彼女の誕生日その2
言わなきゃよかった………誰もが一回はこう思った事があるだろう。
「え!いいの?ならあと一つ欲しいのがあるの!」
あぁ…やっちまった……。私はそう思った。口は災いの元と言うがその通りだ。ここまできたら乗りかかった船である。
「何が欲しいの?」
「クルクルドライヤー!」
少しホッとした。ドライヤーなら、なんとかなりそうだ。
「オーケー。いいよ。好きなの選びなよ。」
「ヤッター!これがいい!前から欲しかったの。ありがとうねっ。」
という事で、私は彼女に掃除機とドライヤーをプレゼントした。おもいっきり実用性が高い品である。しめて六万円ぐらいだった。なかなかの買い物だ。おかげで私の財布の中身は閑古鳥が鳴いている。それでも彼女が喜んでくれるなら本望だった。
それらを買った後、当時の私達のお決まりというか、ラブホへ向かった。
いつも飲まないワインで乾杯し、ケーキを食べる。
そして料理を食べて、まったりしてきたら泡ブロに入りお互いお楽しみのラブラブエッチの時間帯だ。
私の誕生日と違い彼女の誕生日の時は私があらゆるリクエストに応える。
この日の彼女は普段と違い、色々と普段しない様なプレイをリクエストしてくる。
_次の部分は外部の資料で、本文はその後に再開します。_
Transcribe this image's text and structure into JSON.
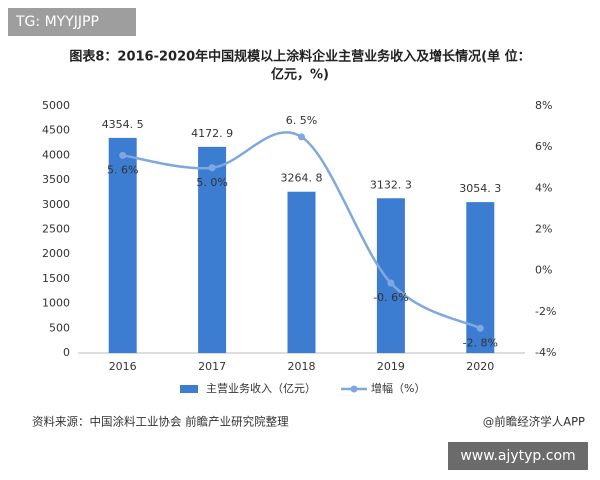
{
  "tag": "TG: MYYJJPP",
  "source": "资料来源：中国涂料工业协会 前瞻产业研究院整理",
  "credit": "@前瞻经济学人APP",
  "watermark": "www.ajytyp.com",
  "chart_data": {
    "type": "bar-line",
    "title": "图表8：2016-2020年中国规模以上涂料企业主营业务收入及增长情况(单 位：",
    "subtitle": "亿元，%)",
    "categories": [
      "2016",
      "2017",
      "2018",
      "2019",
      "2020"
    ],
    "series": [
      {
        "name": "主营业务收入（亿元）",
        "type": "bar",
        "color": "#3c7dd2",
        "values": [
          4354.5,
          4172.9,
          3264.8,
          3132.3,
          3054.3
        ],
        "value_labels": [
          "4354. 5",
          "4172. 9",
          "3264. 8",
          "3132. 3",
          "3054. 3"
        ]
      },
      {
        "name": "增幅（%）",
        "type": "line",
        "axis": "y2",
        "color": "#7ea8de",
        "values": [
          5.6,
          5.0,
          6.5,
          -0.6,
          -2.8
        ],
        "value_labels": [
          "5. 6%",
          "5. 0%",
          "6. 5%",
          "-0. 6%",
          "-2. 8%"
        ]
      }
    ],
    "ylim": [
      0,
      5000
    ],
    "yticks": [
      0,
      500,
      1000,
      1500,
      2000,
      2500,
      3000,
      3500,
      4000,
      4500,
      5000
    ],
    "y2lim": [
      -4,
      8
    ],
    "y2ticks": [
      {
        "value": -4,
        "label": "-4%"
      },
      {
        "value": -2,
        "label": "-2%"
      },
      {
        "value": 0,
        "label": "0%"
      },
      {
        "value": 2,
        "label": "2%"
      },
      {
        "value": 4,
        "label": "4%"
      },
      {
        "value": 6,
        "label": "6%"
      },
      {
        "value": 8,
        "label": "8%"
      }
    ],
    "legend": "bottom"
  }
}
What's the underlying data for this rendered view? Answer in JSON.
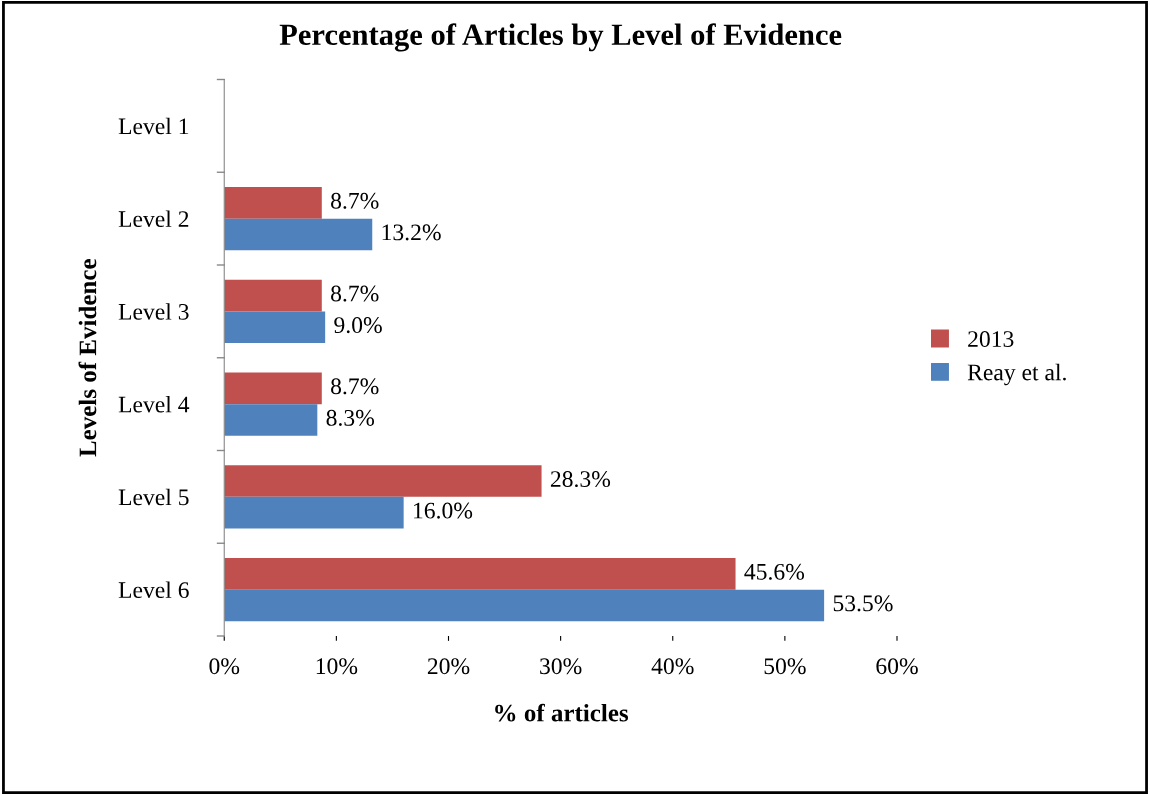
{
  "chart_data": {
    "type": "bar",
    "orientation": "horizontal",
    "title": "Percentage of Articles by Level of Evidence",
    "xlabel": "% of articles",
    "ylabel": "Levels of Evidence",
    "categories": [
      "Level 1",
      "Level 2",
      "Level 3",
      "Level 4",
      "Level 5",
      "Level 6"
    ],
    "series": [
      {
        "name": "2013",
        "color": "#c0504d",
        "values": [
          null,
          8.7,
          8.7,
          8.7,
          28.3,
          45.6
        ],
        "value_labels": [
          null,
          "8.7%",
          "8.7%",
          "8.7%",
          "28.3%",
          "45.6%"
        ]
      },
      {
        "name": "Reay et al.",
        "color": "#4f81bd",
        "values": [
          null,
          13.2,
          9.0,
          8.3,
          16.0,
          53.5
        ],
        "value_labels": [
          null,
          "13.2%",
          "9.0%",
          "8.3%",
          "16.0%",
          "53.5%"
        ]
      }
    ],
    "xlim": [
      0,
      60
    ],
    "xticks": [
      {
        "value": 0,
        "label": "0%"
      },
      {
        "value": 10,
        "label": "10%"
      },
      {
        "value": 20,
        "label": "20%"
      },
      {
        "value": 30,
        "label": "30%"
      },
      {
        "value": 40,
        "label": "40%"
      },
      {
        "value": 50,
        "label": "50%"
      },
      {
        "value": 60,
        "label": "60%"
      }
    ],
    "grid": false,
    "legend": "right"
  }
}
それはそれで私もかなり興奮して大胆になれて嬉しかったりもする。
普段の彼女は至ってノーマルなエッチが好きなのだが人間という生き物の感情の変化は凄い…、お酒の力も借りてはいるが、誕生日の彼女は結構大胆であり、Mっ気全開なのである。
私はそんな彼女が好きだった。
もはや過去形であるのは仕方がない事である……色々あって、そんな楽しかった彼女の誕生日も今となっては私にとって恐怖の一日となっている。ちなみに当の今月がそうだ……。今から憂鬱だ。
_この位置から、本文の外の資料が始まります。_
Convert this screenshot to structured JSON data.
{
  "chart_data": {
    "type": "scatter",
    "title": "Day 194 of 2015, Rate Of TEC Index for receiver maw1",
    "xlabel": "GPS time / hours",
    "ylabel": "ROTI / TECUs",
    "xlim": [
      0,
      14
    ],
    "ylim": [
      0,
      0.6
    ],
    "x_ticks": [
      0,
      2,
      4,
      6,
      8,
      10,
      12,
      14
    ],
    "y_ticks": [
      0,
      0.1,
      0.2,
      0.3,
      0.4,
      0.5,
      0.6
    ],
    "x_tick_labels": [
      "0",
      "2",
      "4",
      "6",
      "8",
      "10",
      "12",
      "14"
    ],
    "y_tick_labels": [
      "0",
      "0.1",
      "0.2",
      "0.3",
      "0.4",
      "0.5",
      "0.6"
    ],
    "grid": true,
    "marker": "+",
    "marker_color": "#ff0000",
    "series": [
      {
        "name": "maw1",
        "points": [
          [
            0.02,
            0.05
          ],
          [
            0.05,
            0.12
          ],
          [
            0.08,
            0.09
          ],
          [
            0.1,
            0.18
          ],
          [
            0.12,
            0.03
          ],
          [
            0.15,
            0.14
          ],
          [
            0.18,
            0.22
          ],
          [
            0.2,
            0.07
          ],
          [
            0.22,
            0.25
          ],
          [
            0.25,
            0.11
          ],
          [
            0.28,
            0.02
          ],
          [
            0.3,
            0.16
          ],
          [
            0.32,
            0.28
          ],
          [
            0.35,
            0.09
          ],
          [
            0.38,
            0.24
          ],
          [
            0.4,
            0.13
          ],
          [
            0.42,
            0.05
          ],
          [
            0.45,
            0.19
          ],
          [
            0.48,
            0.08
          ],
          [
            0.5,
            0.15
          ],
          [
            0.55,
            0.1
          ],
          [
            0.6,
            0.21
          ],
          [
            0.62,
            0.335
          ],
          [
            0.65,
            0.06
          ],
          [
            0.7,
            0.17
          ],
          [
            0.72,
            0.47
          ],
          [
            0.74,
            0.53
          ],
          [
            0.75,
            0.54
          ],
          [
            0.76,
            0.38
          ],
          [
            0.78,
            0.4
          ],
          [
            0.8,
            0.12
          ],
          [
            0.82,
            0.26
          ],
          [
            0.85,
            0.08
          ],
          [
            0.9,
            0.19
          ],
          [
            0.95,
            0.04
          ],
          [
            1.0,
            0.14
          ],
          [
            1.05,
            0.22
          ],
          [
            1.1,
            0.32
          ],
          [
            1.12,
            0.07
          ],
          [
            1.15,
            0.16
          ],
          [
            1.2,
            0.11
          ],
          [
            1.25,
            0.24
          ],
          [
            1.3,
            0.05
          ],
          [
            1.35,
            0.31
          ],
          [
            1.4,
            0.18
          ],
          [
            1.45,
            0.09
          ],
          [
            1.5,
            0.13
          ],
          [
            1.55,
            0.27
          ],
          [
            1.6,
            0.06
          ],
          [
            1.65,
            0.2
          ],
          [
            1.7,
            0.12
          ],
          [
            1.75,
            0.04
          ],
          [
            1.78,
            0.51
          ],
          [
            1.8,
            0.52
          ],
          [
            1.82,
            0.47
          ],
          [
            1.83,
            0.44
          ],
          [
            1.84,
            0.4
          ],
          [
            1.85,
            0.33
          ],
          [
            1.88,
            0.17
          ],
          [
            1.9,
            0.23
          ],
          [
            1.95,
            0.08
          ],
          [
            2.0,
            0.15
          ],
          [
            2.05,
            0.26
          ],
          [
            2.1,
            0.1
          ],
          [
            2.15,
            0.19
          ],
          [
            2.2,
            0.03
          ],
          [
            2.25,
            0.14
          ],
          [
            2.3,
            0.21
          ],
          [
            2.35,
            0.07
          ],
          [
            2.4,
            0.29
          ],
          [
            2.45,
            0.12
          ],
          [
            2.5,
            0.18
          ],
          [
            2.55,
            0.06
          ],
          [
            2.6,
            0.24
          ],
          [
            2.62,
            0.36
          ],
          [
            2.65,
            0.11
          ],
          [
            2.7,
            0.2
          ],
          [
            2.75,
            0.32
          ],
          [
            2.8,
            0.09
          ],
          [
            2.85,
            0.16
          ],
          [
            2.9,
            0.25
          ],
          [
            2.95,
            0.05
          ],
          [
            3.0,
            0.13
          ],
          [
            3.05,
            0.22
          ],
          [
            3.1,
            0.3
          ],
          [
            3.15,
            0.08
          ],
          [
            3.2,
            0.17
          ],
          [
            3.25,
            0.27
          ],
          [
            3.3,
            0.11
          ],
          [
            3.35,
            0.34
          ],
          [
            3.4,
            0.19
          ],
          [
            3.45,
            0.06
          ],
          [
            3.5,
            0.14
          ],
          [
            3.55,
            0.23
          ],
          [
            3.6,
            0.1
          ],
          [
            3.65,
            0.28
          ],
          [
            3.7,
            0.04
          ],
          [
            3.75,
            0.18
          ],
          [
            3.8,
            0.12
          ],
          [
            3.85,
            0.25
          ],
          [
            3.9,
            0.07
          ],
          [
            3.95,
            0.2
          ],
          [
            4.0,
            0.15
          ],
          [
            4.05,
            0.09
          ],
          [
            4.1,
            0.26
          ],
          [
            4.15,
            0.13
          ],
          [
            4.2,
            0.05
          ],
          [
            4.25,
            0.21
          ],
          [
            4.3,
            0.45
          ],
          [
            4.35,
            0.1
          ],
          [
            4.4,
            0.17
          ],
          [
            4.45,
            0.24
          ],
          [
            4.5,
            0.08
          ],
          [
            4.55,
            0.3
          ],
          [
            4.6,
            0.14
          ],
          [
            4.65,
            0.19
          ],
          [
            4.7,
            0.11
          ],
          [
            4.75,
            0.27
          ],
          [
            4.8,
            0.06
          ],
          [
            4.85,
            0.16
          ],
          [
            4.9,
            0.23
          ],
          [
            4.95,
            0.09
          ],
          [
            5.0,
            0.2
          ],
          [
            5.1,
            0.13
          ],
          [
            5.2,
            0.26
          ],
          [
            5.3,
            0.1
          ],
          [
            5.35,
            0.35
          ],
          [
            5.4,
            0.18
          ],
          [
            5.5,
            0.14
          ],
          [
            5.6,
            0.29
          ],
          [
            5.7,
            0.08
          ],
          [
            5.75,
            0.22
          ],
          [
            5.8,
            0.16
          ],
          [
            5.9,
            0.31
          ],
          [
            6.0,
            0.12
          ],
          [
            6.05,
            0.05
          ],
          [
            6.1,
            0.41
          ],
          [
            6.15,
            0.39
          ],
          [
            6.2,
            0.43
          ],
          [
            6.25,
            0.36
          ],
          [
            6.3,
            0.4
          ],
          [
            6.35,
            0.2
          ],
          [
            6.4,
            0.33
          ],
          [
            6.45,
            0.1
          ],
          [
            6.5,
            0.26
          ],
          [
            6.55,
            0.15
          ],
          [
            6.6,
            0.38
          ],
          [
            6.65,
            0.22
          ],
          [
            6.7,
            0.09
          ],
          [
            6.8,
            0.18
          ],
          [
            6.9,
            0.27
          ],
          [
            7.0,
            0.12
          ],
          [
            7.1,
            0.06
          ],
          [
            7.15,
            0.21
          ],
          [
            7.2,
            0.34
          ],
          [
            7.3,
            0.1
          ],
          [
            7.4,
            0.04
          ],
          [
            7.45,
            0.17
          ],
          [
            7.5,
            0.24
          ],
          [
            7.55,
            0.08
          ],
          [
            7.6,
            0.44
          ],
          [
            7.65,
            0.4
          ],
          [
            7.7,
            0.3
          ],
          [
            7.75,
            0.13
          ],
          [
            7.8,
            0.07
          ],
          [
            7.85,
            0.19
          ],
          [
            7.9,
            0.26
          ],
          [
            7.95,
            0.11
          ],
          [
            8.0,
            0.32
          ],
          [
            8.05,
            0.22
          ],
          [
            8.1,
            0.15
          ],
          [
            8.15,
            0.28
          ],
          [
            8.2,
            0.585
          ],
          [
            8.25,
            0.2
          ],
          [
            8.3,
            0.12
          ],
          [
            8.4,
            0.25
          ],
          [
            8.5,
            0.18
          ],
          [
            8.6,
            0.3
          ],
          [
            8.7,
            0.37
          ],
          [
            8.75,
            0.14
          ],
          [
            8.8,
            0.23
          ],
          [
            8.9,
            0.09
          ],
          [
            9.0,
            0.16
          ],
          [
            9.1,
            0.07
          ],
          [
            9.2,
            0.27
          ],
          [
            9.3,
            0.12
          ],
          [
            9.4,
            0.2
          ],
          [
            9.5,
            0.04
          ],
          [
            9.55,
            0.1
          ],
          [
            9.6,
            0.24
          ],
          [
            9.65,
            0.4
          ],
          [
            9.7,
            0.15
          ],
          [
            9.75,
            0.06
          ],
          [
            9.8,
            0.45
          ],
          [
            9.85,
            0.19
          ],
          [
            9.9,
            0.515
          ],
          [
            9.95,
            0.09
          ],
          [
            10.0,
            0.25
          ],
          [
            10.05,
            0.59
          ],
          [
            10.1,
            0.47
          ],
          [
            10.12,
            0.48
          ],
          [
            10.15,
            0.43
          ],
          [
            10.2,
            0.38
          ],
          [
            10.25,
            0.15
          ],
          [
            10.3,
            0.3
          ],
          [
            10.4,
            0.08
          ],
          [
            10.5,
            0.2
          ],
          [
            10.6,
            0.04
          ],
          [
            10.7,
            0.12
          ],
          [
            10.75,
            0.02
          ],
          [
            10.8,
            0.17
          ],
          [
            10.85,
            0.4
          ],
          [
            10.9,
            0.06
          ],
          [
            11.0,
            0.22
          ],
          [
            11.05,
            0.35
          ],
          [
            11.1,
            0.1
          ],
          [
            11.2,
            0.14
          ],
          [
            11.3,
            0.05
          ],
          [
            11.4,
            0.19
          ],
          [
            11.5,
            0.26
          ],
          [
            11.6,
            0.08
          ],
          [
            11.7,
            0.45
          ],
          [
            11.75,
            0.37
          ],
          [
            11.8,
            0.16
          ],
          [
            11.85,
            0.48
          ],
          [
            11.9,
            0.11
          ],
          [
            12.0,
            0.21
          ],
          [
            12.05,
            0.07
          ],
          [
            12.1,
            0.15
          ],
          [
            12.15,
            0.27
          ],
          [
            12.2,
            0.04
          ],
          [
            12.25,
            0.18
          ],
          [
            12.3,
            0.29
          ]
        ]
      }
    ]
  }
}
まぁ少しネタバレだが、今の状態ならもしかしたらないかもしれないのだけど…
話しは脱線してしまったが、彼女の誕生日に私が必ずやっている事がある。
それこそ今となっては彼女は何のトキメキもないが、最初の誕生日の時は、涙を流して喜んでくれた。
懐かしい思い出だなぁ…。あの頃に戻りたい……。
私は彼女の誕生日の日にサプライズとして、必ずお花屋さんで歳の数だけの深紅の真っ赤なバラを別れ際に送っていた。
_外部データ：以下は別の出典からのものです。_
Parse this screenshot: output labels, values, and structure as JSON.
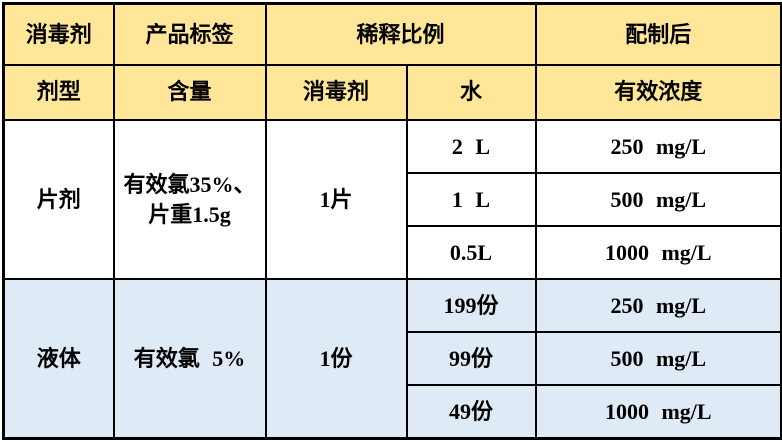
{
  "colors": {
    "header_bg": "#FFE699",
    "tablet_section_bg": "#FFFFFF",
    "liquid_section_bg": "#DEEBF7",
    "border": "#000000",
    "text": "#000000"
  },
  "table": {
    "header_row1": {
      "col1": "消毒剂",
      "col2": "产品标签",
      "col34": "稀释比例",
      "col5": "配制后"
    },
    "header_row2": {
      "col1": "剂型",
      "col2": "含量",
      "col3": "消毒剂",
      "col4": "水",
      "col5": "有效浓度"
    },
    "tablet": {
      "form": "片剂",
      "content": "有效氯35%、\n片重1.5g",
      "dose": "1片",
      "rows": [
        {
          "water": "2 L",
          "concentration": "250 mg/L"
        },
        {
          "water": "1 L",
          "concentration": "500 mg/L"
        },
        {
          "water": "0.5L",
          "concentration": "1000 mg/L"
        }
      ]
    },
    "liquid": {
      "form": "液体",
      "content": "有效氯 5%",
      "dose": "1份",
      "rows": [
        {
          "water": "199份",
          "concentration": "250 mg/L"
        },
        {
          "water": "99份",
          "concentration": "500 mg/L"
        },
        {
          "water": "49份",
          "concentration": "1000 mg/L"
        }
      ]
    }
  },
  "chart_data": {
    "type": "table",
    "header_row1": [
      "消毒剂",
      "产品标签",
      "稀释比例",
      "配制后"
    ],
    "header_row2": [
      "剂型",
      "含量",
      "消毒剂",
      "水",
      "有效浓度"
    ],
    "rows": [
      [
        "片剂",
        "有效氯35%、片重1.5g",
        "1片",
        "2 L",
        "250 mg/L"
      ],
      [
        "片剂",
        "有效氯35%、片重1.5g",
        "1片",
        "1 L",
        "500 mg/L"
      ],
      [
        "片剂",
        "有效氯35%、片重1.5g",
        "1片",
        "0.5L",
        "1000 mg/L"
      ],
      [
        "液体",
        "有效氯 5%",
        "1份",
        "199份",
        "250 mg/L"
      ],
      [
        "液体",
        "有效氯 5%",
        "1份",
        "99份",
        "500 mg/L"
      ],
      [
        "液体",
        "有效氯 5%",
        "1份",
        "49份",
        "1000 mg/L"
      ]
    ]
  }
}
「そろそろ帰ろうか、今日は姫にとっていい誕生日になったかな?」
「うん!欲しかった物も買って貰えて、普段出来ないエッチも出来て、もう最高の誕生日だよっ!本当にありがとう!」
「実はね、まだ終わりじゃないんだ。もう一つだけ俺からプレゼントがあるの」
「え!?なになに?チューとかならいっぱいしたからもう十分だよ?」
私は車のトランクから彼女の歳の本数のバラを取り出す。
「はい、コレ。お誕生日、本当におめでとう!愛してるよっ姫ちゃん!」
その深紅のバラを見るやいなや、彼女は感激で瞳がウルウルしてきていた。
「私…、今まで生きてきてこんなプレゼント初めて。ありがとう…、嬉しい…」
「泣くほどなのぉ?自分ではちょっとくさかったかなって思ってるんだけどね」
後日、確かに周りの友人やら知人にバラの話しをしたら、どうやらバラは送りたくとも恥ずかしくてなかなか送れないものらしい。
私も初めての体験だったが自分が本当に愛してる人だったから、恥ずかしいとかという気持ちはなかった。
「泣くなよぉ。そんなに嬉しいの?」
「うん、嬉しいよ。とにかく嬉しいの。バラなんて貰ったの初めてだし、しかもこれ私の歳の数でしょ?」
「うん。その通りだよ!よく気付いたね。」
「なんだかドラマみたいで夢みてるみたい……」
そう言った後、泣きながら彼女は私に抱き着いてきて、しばらく離れようとしなかった。
よっぽど嬉しかったみたいである。どうかな?って心配してたけど送ってよかったと思っている。
それも今となっては………あぁ、あの頃に戻りたい。